(By S. Grocke, 2010)

Understanding volcanic gases is essential to understanding how and why volcanoes erupt. First, it is important to realize that gases can be both dissolved in a magma chamber at depth and can be emitted from volcanoes at the surface. It is dissolved gases that cause volcanoes to erupt and it is gases emitted at the surface that can cause hazards and changes in climate.

Eyafallajokul volcano plume

Satellite imagery from NASA's Terra satellite, the Moderate Imaging Spectroradiometer instrument captured image on May 11 at 12:15 UTC (8:15 a.m. EDT), and shows a dark brown ash plume streaming south from Iceland's Eyjafjallajokull Volcano and over the waters of the North Atlantic Ocean. Credit: NASA Goddard / MODIS Rapid Response Team

Dissolved Gases   

A magma chamber at high pressures below the surface contains dissolved gases or volatiles. The density contrast between the magma and the surrounding rock, will allow the more buoyant magma to rise to the surface. As the magma ascends, dissolved gases come out of the liquid, or exsolve as tiny bubbles. Bubbles will grow and increase in volume, making the magma more buoyant and able to ascend even closer to the surface. As the magma travels upward, the overlying pressure decreases and the bubbles will expand and create a magmatic foam. It is not until the pressure in the bubbles becomes greater than the pressure of the overlying rock that the chamber will burst and produce a volcanic eruption.

The viscosity, temperature and composition of the magma will determine whether the eruption is explosive or effusive. If the rapidly expanding gas bubbles remain in contact with the liquid and cause the magma to fragment into volcanic rock, an explosive eruption will occur, like the 1980 eruption of Mount St. Helens. If the bubbles can rise through the liquid and escape, then the eruption will be more effusive and generate lava flows like those we see in Hawai’i.  It is the expansion of gases as they rise to the surface that drives volcanic eruptions.

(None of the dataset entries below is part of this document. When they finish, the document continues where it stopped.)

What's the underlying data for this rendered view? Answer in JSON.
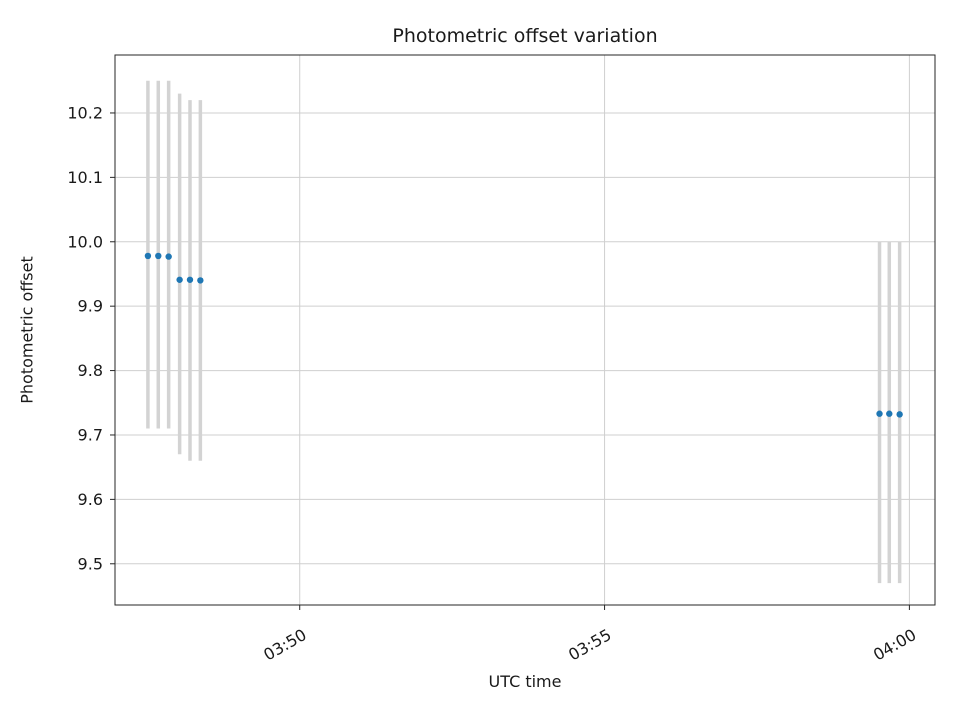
{
  "chart_data": {
    "type": "scatter",
    "title": "Photometric offset variation",
    "xlabel": "UTC time",
    "ylabel": "Photometric offset",
    "x_axis_note": "x values are minutes after 03:00 UTC, estimated from gridlines",
    "xlim": [
      46.97,
      60.42
    ],
    "ylim": [
      9.436,
      10.29
    ],
    "grid": true,
    "legend": "none",
    "x_tick_rotation_deg": 30,
    "marker_color": "#1f77b4",
    "errorbar_color": "#d3d3d3",
    "grid_color": "#cfcfcf",
    "axis_color": "#262626",
    "text_color": "#1a1a1a",
    "x_ticks": [
      {
        "value": 50,
        "label": "03:50"
      },
      {
        "value": 55,
        "label": "03:55"
      },
      {
        "value": 60,
        "label": "04:00"
      }
    ],
    "y_ticks": [
      {
        "value": 9.5,
        "label": "9.5"
      },
      {
        "value": 9.6,
        "label": "9.6"
      },
      {
        "value": 9.7,
        "label": "9.7"
      },
      {
        "value": 9.8,
        "label": "9.8"
      },
      {
        "value": 9.9,
        "label": "9.9"
      },
      {
        "value": 10.0,
        "label": "10.0"
      },
      {
        "value": 10.1,
        "label": "10.1"
      },
      {
        "value": 10.2,
        "label": "10.2"
      }
    ],
    "points": [
      {
        "x": 47.51,
        "x_time": "03:47:31",
        "y": 9.978,
        "y_lo": 9.71,
        "y_hi": 10.25
      },
      {
        "x": 47.68,
        "x_time": "03:47:41",
        "y": 9.978,
        "y_lo": 9.71,
        "y_hi": 10.25
      },
      {
        "x": 47.85,
        "x_time": "03:47:51",
        "y": 9.977,
        "y_lo": 9.71,
        "y_hi": 10.25
      },
      {
        "x": 48.03,
        "x_time": "03:48:02",
        "y": 9.941,
        "y_lo": 9.67,
        "y_hi": 10.23
      },
      {
        "x": 48.2,
        "x_time": "03:48:12",
        "y": 9.941,
        "y_lo": 9.66,
        "y_hi": 10.22
      },
      {
        "x": 48.37,
        "x_time": "03:48:22",
        "y": 9.94,
        "y_lo": 9.66,
        "y_hi": 10.22
      },
      {
        "x": 59.51,
        "x_time": "03:59:31",
        "y": 9.733,
        "y_lo": 9.47,
        "y_hi": 10.0
      },
      {
        "x": 59.67,
        "x_time": "03:59:40",
        "y": 9.733,
        "y_lo": 9.47,
        "y_hi": 10.0
      },
      {
        "x": 59.84,
        "x_time": "03:59:50",
        "y": 9.732,
        "y_lo": 9.47,
        "y_hi": 10.0
      }
    ]
  }
}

The image to the right, from Oleg Melnik, shows a magma chamber at depth with dissolved volatiles. As the magma rises, the bubbles come out of solution producing vesiculated magma. The magma fragments into volcanic rock at the fragmentation level. Gas-particle dispersion occurs at the top of the conduit just below the surface and pyroclasts erupt onto the surface during a volcanic eruption.  

 

Emitted Gases

On a global scale, volcanic gases actually created the atmosphere and oceans that enable life to exist here on Earth. Once a volcano erupts, gases are emitted and released into the atmosphere. During large eruptions, gases have actually caused global climate change. In other systems, gases are emitted continuously into the atmosphere from soils, volcanic vents, fumaroles and hydrothermal deposits. The gradual release of gas acts as an irritant and may pose long-term health-hazards.  It is therefore important to monitor gases emitted from active volcanoes not only because they can pose very serious health risks and cause climate change but also because they are indicators of what is happening inside the volcano.

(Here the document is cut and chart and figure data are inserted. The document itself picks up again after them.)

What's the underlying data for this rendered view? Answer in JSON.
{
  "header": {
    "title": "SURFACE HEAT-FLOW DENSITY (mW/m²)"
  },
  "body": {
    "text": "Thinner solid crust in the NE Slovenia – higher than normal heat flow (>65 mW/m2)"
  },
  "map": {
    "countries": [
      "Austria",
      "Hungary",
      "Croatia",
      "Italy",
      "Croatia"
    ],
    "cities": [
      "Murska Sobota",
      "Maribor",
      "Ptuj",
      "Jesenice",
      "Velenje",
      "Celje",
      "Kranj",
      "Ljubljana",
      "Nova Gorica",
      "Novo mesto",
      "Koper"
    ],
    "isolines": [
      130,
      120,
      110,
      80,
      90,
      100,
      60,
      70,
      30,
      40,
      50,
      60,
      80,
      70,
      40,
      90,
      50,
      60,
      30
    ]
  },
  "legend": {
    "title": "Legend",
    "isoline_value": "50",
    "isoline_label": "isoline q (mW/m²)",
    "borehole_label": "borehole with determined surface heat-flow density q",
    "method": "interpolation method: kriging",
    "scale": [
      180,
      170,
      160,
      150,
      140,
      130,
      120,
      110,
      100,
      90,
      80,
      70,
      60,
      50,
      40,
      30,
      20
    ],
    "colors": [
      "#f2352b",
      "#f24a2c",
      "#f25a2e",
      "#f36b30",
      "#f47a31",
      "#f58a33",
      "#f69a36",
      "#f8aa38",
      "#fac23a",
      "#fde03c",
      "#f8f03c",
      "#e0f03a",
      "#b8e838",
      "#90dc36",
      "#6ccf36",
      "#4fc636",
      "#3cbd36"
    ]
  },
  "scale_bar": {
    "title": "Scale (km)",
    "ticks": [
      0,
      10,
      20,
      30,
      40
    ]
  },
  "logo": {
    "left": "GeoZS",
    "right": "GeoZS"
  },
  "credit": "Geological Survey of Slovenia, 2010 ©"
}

Plinian  Eruption of Lascar Volcano (Chile) and Schematic of Physical Processes

Image from: http://gfd.gly.bris.ac.uk/research_explosive.html

The most abundant gas is water vapor (H2O), followed by carbon dioxide (CO2), and sulfur dioxide (SO2). Secondary gases are also commonly emitted from volcanoes and include hydrogen sulfide (H2S), hydrogen (H), carbon monoxide (CO), hydrogen chloride (HCl), hydrogen fluoride (HF), and helium (He).  The greatest potential hazards to humans, animals and agriculture are SO2, CO2 and HF. 

 


 

Additional References:

Symonds, R.B., Rose, w.I., Bluth, G., and Gerlach, T.M., 1994, Volcanic gas studies: methods, results, and applications, in Carroll, M.R., and Holloway, J.R., eds., Volatiles in Magmas: Mineralogical Society of America Reviews in Mineralogy, v. 30, p. 1-66.

Gerlach, T.M., 1991, Present-day CO2 emissions from volcanoes: Eos, Transactions, American Geophysical Union, Vol. 72, No. 23, June 4, 1991, pp. 249, and 254-255.